Набор баек у Бубнова был известный, нового он пока ничего не рассказал, но солдаты слушали от нечего делать, улыбались, будто сами не переживали подобного. «Сейчас, наверное, древнюю сказку о том, как солдат из топора суп варил, себе присвоит. Или переиначит как-нибудь…» — подумал Гурин и съехидничал:
— И тут ты попросил у старухи топор, чтобы сварить из него суп?
— Нет. Ты слушай. Вижу: на одной карточке парень в красноармейской форме. Подошел и говорю: «Эх, бедолага, тоже, наверное, где-то пить просит, а сам голодный!..» А бабка услышала и в слезы. Парень-то этот ее сын, еще до войны взят в армию, и она не знает, где он. Эх, думаю, пересолил: на больную рану соли насыпал. Надо уходить. Киваю ребятам: «Попили, хлопцы, пошли дальше». А ей: «Спасибо, мамаша, за водичку». — «Куды ж вы? Шо у мене, хата не така, як у людей?» Ну, короче, остались мы, а мне все стыдно было ей в глаза глядеть.
— История скорее грустная, чем смешная, — сказал Григоренков.
— Ну, а я о чем? — удивился Бубнов. — Привыкли, что я всё хохмы рассказываю. А вообще-то я человек серьезный. Сегодня, например, безо всяких там хитростей по «бабушкиному аттестату» получил сполна, и даже доппаек. — Он похлопал по вещмешку — Хлебушек, сальце. Ну где же наш старшой?
— Идет…
Все оглянулись. Сержант выбежал со двора — шапку на ходу поправляет, торопится. Подошел, смущенно улыбнулся, вытер губы, удивился:
— О, уже все собрались? Ну, народ дисциплинированный! Слушайте, а может, еще денек тут поживем? Куда спешить? Уж очень мне эта деревня понравилась.
— Так мы до госпиталя не доберемся, — возразил Григоренков. — Да и неудобно возвращаться.
— Верно, неудобно, — поддержали учителя и другие.

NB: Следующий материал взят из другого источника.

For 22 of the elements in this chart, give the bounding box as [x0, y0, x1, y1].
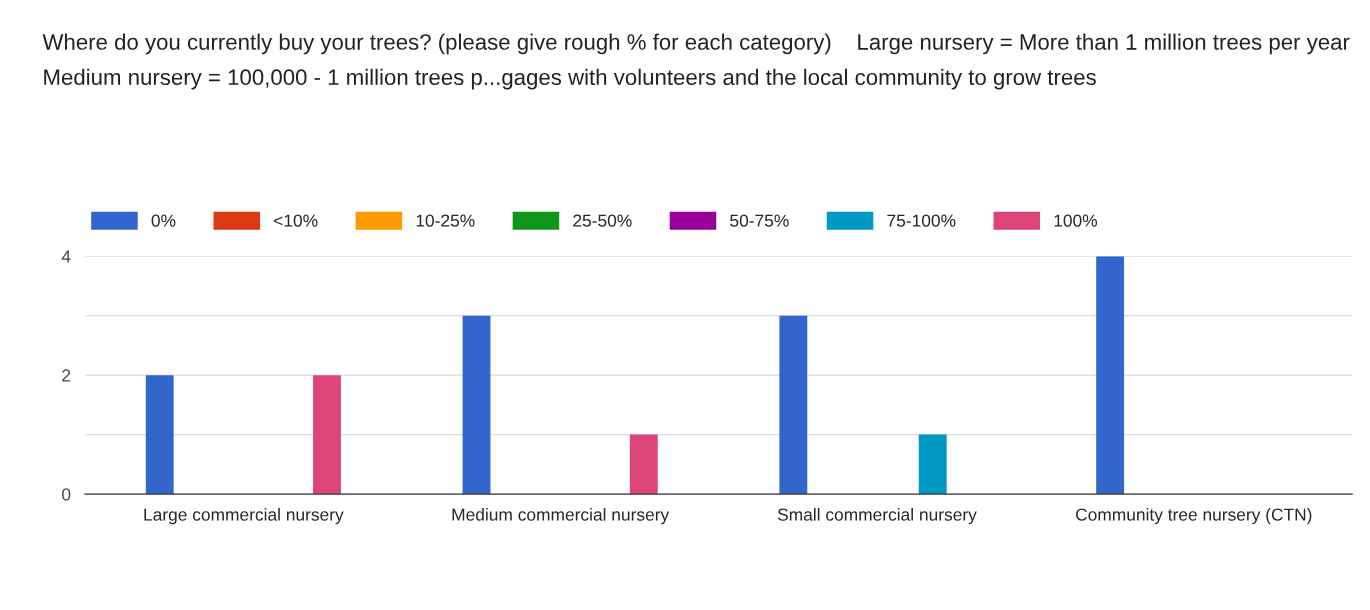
x-tick-label: Small commercial nursery: [777, 507, 977, 525]
x-tick-label: Community tree nursery (CTN): [1076, 507, 1312, 525]
bar: [629, 434, 658, 495]
legend-label: 10-25%: [416, 214, 475, 227]
legend-label: 25-50%: [573, 214, 632, 227]
legend-label: 100%: [1054, 214, 1098, 227]
bar: [145, 375, 174, 495]
legend-label: 50-75%: [730, 214, 789, 227]
chart-title: Where do you currently buy your trees? (please give rough % for each category) Large nursery = More than 1 million trees per year Medium nursery = 100,000 - 1 million trees p...gages with volunteers and the local community to grow trees: [42, 33, 1350, 90]
x-tick-label: Medium commercial nursery: [452, 507, 670, 525]
y-tick-label: 0: [62, 488, 71, 501]
bar: [1096, 256, 1125, 495]
bar: [462, 315, 491, 495]
bar: [779, 315, 808, 495]
y-tick-label: 2: [62, 369, 71, 382]
legend-label: 75-100%: [887, 214, 956, 227]
x-tick-label: Large commercial nursery: [144, 507, 344, 525]
legend-label: 0%: [151, 214, 176, 227]
y-tick-label: 4: [61, 250, 71, 263]
bar: [918, 434, 947, 495]
legend-label: <10%: [274, 214, 318, 227]
bar: [313, 375, 341, 495]
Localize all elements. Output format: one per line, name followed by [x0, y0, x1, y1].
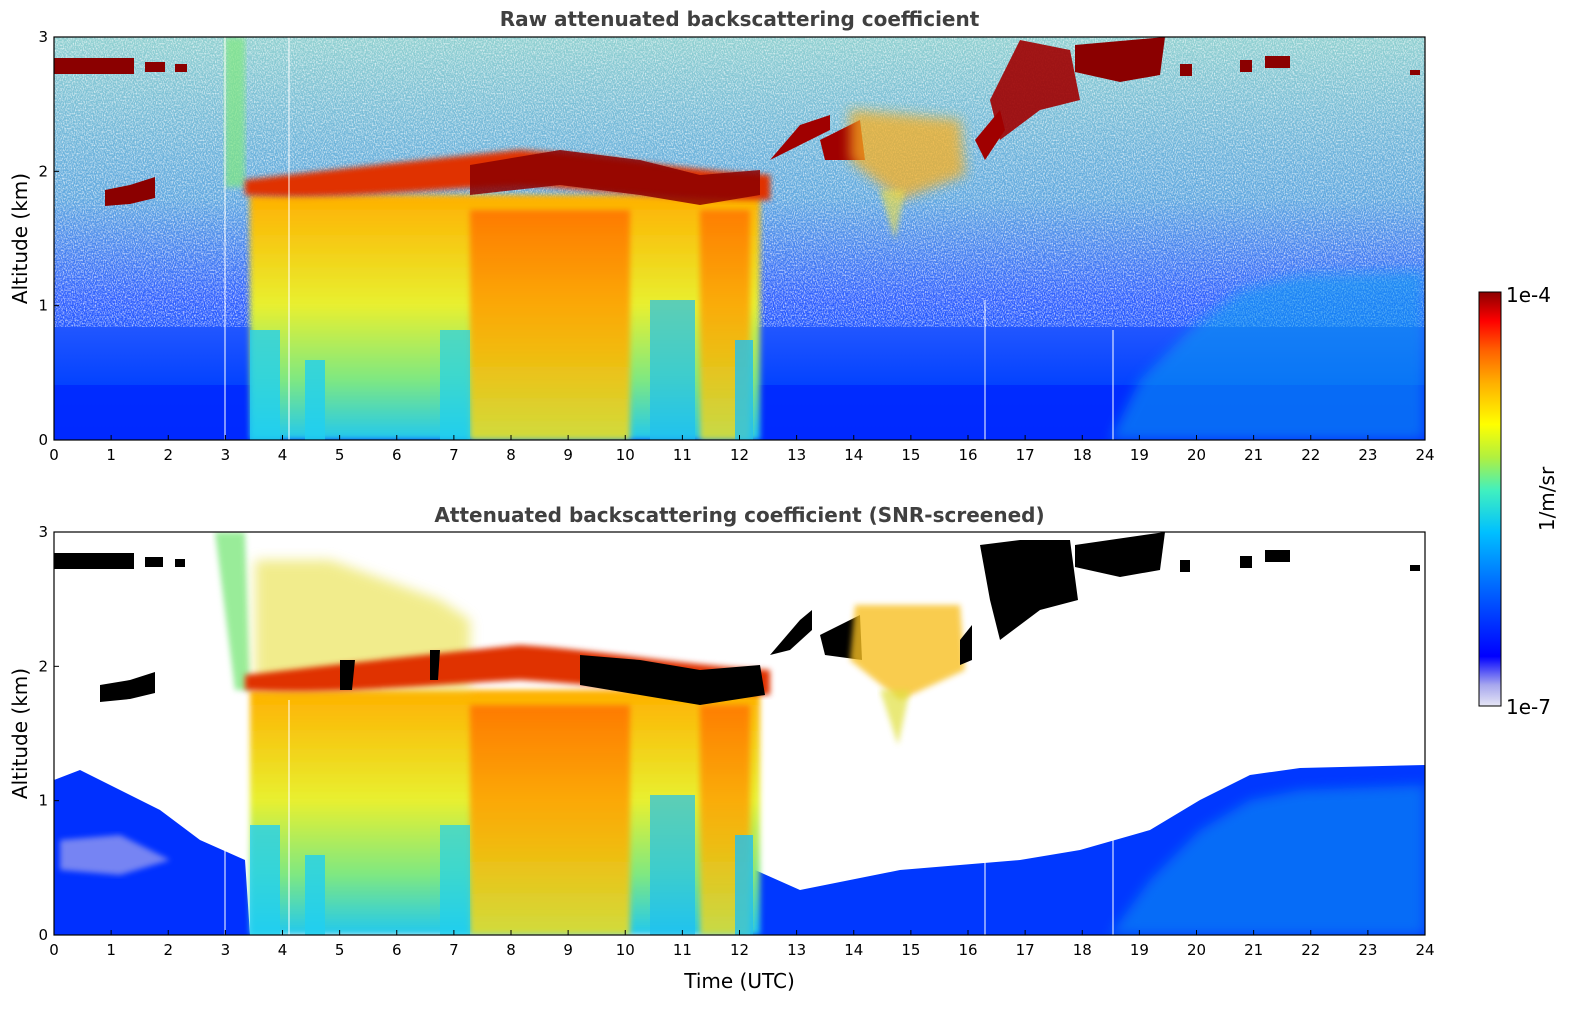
panel-raw-title: Raw attenuated backscattering coefficien… — [500, 7, 980, 31]
x-tick-label: 15 — [901, 446, 920, 464]
x-tick-label: 14 — [844, 941, 863, 959]
colorbar-min-label: 1e-7 — [1506, 695, 1551, 719]
x-tick-label: 11 — [673, 446, 692, 464]
x-tick-label: 19 — [1130, 446, 1149, 464]
raw-aerosol-column — [225, 37, 760, 440]
x-tick-label: 10 — [616, 941, 635, 959]
x-tick-label: 8 — [506, 446, 516, 464]
x-tick-label: 12 — [730, 941, 749, 959]
x-tick-label: 23 — [1358, 446, 1377, 464]
x-tick-label: 18 — [1073, 941, 1092, 959]
x-tick-label: 21 — [1244, 941, 1263, 959]
panel-screened-xticks: 0 1 2 3 4 5 6 7 8 9 10 11 12 13 14 15 16 17 18 19 20 21 22 23 24 — [49, 930, 1435, 959]
y-tick-label: 1 — [38, 297, 48, 315]
x-tick-label: 3 — [221, 446, 231, 464]
x-tick-label: 5 — [335, 941, 345, 959]
x-tick-label: 22 — [1301, 446, 1320, 464]
x-tick-label: 20 — [1187, 941, 1206, 959]
x-tick-label: 0 — [49, 446, 59, 464]
panel-screened: Attenuated backscattering coefficient (S… — [8, 503, 1435, 993]
x-tick-label: 17 — [1016, 941, 1035, 959]
raw-late-boundary-layer — [1110, 270, 1425, 440]
x-tick-label: 3 — [221, 941, 231, 959]
panel-screened-yticks: 0 1 2 3 — [38, 523, 59, 944]
x-tick-label: 4 — [278, 941, 288, 959]
x-tick-label: 19 — [1130, 941, 1149, 959]
x-tick-label: 17 — [1016, 446, 1035, 464]
panel-screened-xlabel: Time (UTC) — [683, 969, 795, 993]
y-tick-label: 1 — [38, 792, 48, 810]
y-tick-label: 3 — [38, 28, 48, 46]
y-tick-label: 3 — [38, 523, 48, 541]
x-tick-label: 23 — [1358, 941, 1377, 959]
x-tick-label: 7 — [449, 446, 459, 464]
x-tick-label: 8 — [506, 941, 516, 959]
x-tick-label: 5 — [335, 446, 345, 464]
x-tick-label: 14 — [844, 446, 863, 464]
panel-screened-plot-area — [54, 532, 1425, 935]
x-tick-label: 10 — [616, 446, 635, 464]
screened-cloud-layers — [54, 532, 1420, 745]
x-tick-label: 24 — [1415, 941, 1434, 959]
x-tick-label: 6 — [392, 941, 402, 959]
x-tick-label: 20 — [1187, 446, 1206, 464]
x-tick-label: 13 — [787, 941, 806, 959]
x-tick-label: 12 — [730, 446, 749, 464]
colorbar-unit-label: 1/m/sr — [1535, 466, 1559, 531]
x-tick-label: 16 — [958, 941, 977, 959]
screened-aerosol-column — [215, 532, 760, 935]
y-tick-label: 2 — [38, 162, 48, 180]
x-tick-label: 11 — [673, 941, 692, 959]
x-tick-label: 0 — [49, 941, 59, 959]
colorbar-gradient — [1478, 291, 1502, 707]
panel-raw-ylabel: Altitude (km) — [8, 173, 32, 304]
x-tick-label: 13 — [787, 446, 806, 464]
colorbar: 1e-4 1e-7 1/m/sr — [1478, 283, 1559, 719]
x-tick-label: 18 — [1073, 446, 1092, 464]
x-tick-label: 16 — [958, 446, 977, 464]
panel-raw-yticks: 0 1 2 3 — [38, 28, 59, 449]
colorbar-max-label: 1e-4 — [1506, 283, 1551, 307]
x-tick-label: 15 — [901, 941, 920, 959]
x-tick-label: 9 — [563, 941, 573, 959]
x-tick-label: 2 — [163, 941, 173, 959]
panel-raw: Raw attenuated backscattering coefficien… — [8, 7, 1435, 464]
y-tick-label: 0 — [38, 926, 48, 944]
panel-screened-title: Attenuated backscattering coefficient (S… — [434, 503, 1044, 527]
y-tick-label: 2 — [38, 657, 48, 675]
raw-cloud-layers — [54, 37, 1420, 240]
x-tick-label: 7 — [449, 941, 459, 959]
x-tick-label: 1 — [106, 941, 116, 959]
x-tick-label: 24 — [1415, 446, 1434, 464]
panel-screened-ylabel: Altitude (km) — [8, 668, 32, 799]
y-tick-label: 0 — [38, 431, 48, 449]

Сержант с тоской оглянулся на гостеприимную хату, вздохнул и нехотя поплелся вслед за своей командой.
Так они шли от села к селу. Но не все села были столь гостеприимны и хлебосольны, как первое, многие были разорены войной, разграблены оккупантами, и тогда раненым приходилось делиться с хозяевами своим солдатским пайком.
На четвертый день солдаты начали менять вещи на продукты. Сменял и Гурин свою телогрейку на кусок сала и полбуханки хлеба. Он знал, что это преступление, но голод — не тетка. Да и жарко было уже тащить на себе телогрейку и шинель.
На пятый день взбунтовался Григоренков, предъявил сержанту ультиматум:
— Вот что, сержант: или будем идти как следует, или отдай наши документы, а сам оставайся, приставай к любой тетке и живи.
— Ты что, отец, бунтовать? Это тебе не в колхозе, — насупился Кропоткин. — И что ты рвешься в тот госпиталь? Или тебя там ждет кто-то — так ты скажи прямо. Там же хуже, чем в санбате: жрать нечего.
— У меня рана загнивает и повязка, вся сползла. Может заражение получиться, а я буду тут с тобой по хатам милостыню выпрашивать.
— Вот беда с этими стариками, — Кропоткин сплюнул с досады. — Ладно, пошли.
Но у первой же встретившейся войсковой части он упросил командира, чтобы их врач или санитар сделал перевязку Григоренкову. И конечно же ему не отказали, — врач наложил новую повязку и даже похвалил рану: «На зажив пошла».
— Ну, вот видишь, а ты, дура, боялась, — упрекнул Кропоткин Григоренкова.